Dois leitores trazem suas dúvidas sobre adjetivos gentílicos: quem nasce na cidade de Salvador, na Bahia, não poderia também ser chamado de “salvadorenho”? E quem tem uma esposa natural da Indonésia pode dizer que casou com uma “indonesiana” — ou é mesmo com uma “indonésia”?
Mais de um pai (ou mãe) já me escreveu para conferir questões de Português que seus filhos trouxeram da escola. Desta vez, um paulista de São Carlos ficou em dúvida quanto ao gentílico correspondente à cidade de Salvador: “Numa prova do colégio perguntaram como se chama o brasileiro que nasce na capital da Bahia. Minha filha respondeu salvadorenho, mas a professora marcou errado, dizendo que é soteropolitano. Eu nunca ouvi falar nisso, e acho que a menina está certa, mas não tenho instrução suficiente para discutir com a professora. O senhor concorda comigo?”.
Pois fica sabendo, aflito leitor, que a professora fez bem em recusar o salvadorenho, mas exagerou um pouco ao indicar a resposta apenas como soteropolitano (é esquisitíssimo, eu sei, mas existe). Primeiro, é necessário lembrar que alguns países ou cidades têm dois gentílicos diferentes — o usual, formado pelos processos naturais de nosso idioma, e outro mais erudito, formado artificialmente com radicais do grego ou do latim ou derivados de antigas denominações nacionais. É por isso que temos húngaro e magiar para a Hugria, suíço e helvécio para a Suíça, português e lusitano para Portugal, francês e gaulês para a França, alemão e germânico para a Alemanha, japonês e nipônico para o Japão, buenairense e portenho para Buenos Aires.
Embora raros, há casos semelhantes no Brasil. Por exemplo, para a cidade de São Luís, no Maranhão, temos são-luisense e ludovicense (de Ludovicus, nome do Latim tardio que deu origem ao nosso Luís); para Salvador, na Bahia, temos salvadorense e soteropolitano (do grego soteros, “salvador”, mais polis, “cidade”; “Soterópolis”, portanto, seria Salvador com anel de doutor e diploma na parede). Em alguns casos, até, só temos a forma erudita: para o estado do Rio de Janeiro, usamos fluminense (do latim flumen, “rio”, pois inicialmente se pensava que a Baía da Guanabara fosse um grande rio); para Três Corações, em Minas Gerais, usamos tricordiano (do latim tri, “três”, mais cordis, “coração”).

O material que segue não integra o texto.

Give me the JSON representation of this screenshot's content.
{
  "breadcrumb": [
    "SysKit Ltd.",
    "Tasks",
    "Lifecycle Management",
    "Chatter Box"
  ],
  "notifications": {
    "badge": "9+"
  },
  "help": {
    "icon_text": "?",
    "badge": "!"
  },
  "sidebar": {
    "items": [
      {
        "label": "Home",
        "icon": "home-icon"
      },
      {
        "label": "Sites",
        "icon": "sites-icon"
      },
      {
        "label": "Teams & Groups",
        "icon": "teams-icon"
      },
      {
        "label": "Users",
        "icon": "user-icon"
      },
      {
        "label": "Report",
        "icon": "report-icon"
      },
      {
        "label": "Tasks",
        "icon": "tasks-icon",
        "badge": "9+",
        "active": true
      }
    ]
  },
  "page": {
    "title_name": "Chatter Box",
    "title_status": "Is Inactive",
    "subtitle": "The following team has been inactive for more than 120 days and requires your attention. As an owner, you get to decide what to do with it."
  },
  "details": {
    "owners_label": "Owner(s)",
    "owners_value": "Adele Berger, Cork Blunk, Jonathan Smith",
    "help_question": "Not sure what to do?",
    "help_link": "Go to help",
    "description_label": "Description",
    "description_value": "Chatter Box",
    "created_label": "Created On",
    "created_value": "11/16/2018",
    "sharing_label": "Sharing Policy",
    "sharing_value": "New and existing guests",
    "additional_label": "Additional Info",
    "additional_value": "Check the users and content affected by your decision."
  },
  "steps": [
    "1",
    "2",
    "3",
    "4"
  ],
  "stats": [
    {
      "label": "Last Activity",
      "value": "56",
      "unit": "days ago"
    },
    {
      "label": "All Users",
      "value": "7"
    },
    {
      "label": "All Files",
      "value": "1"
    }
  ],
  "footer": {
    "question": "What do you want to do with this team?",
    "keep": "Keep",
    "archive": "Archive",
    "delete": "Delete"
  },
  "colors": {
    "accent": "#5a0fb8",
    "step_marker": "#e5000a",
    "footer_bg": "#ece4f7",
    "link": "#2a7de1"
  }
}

Como podes ver, a menina errou a resposta — ou melhor, errou de Salvador: salvadorenho é quem nasce na república de El Salvador, não na capital da Bahia. Aliás, a maioria dos vocábulos que usam o sufixo –enho são gentílicos de origem espanhola: caraquenho (Caracas), caribenho (Caribe), cusquenho (Cusco), limenho (Lima), hondurenho (Honduras), panamenho (Panamá), etc. Agora, como a correção de uma prova é um momento privilegiado de aprendizagem, a professora, ao meu ver, deveria ter indicado também a variante salvadorense, a mais usada das duas.
Outra consulta sobre o mesmo tema veio do outro lado do mundo: “Moro no Japão há muitos anos e casei com uma mulher nascida na Indonésia. A nacionalidade dela é indonésia ou indonesiana? Não acho tão estranho chamar um homem de indonésio, mas chamar minha mulher de indonésia soa mal, pois coincide com o nome do país — e o pior é que o termo indonesiana me parece incorreto. Acho que sou o único brasileiro do mundo a ter essas dúvidas…”.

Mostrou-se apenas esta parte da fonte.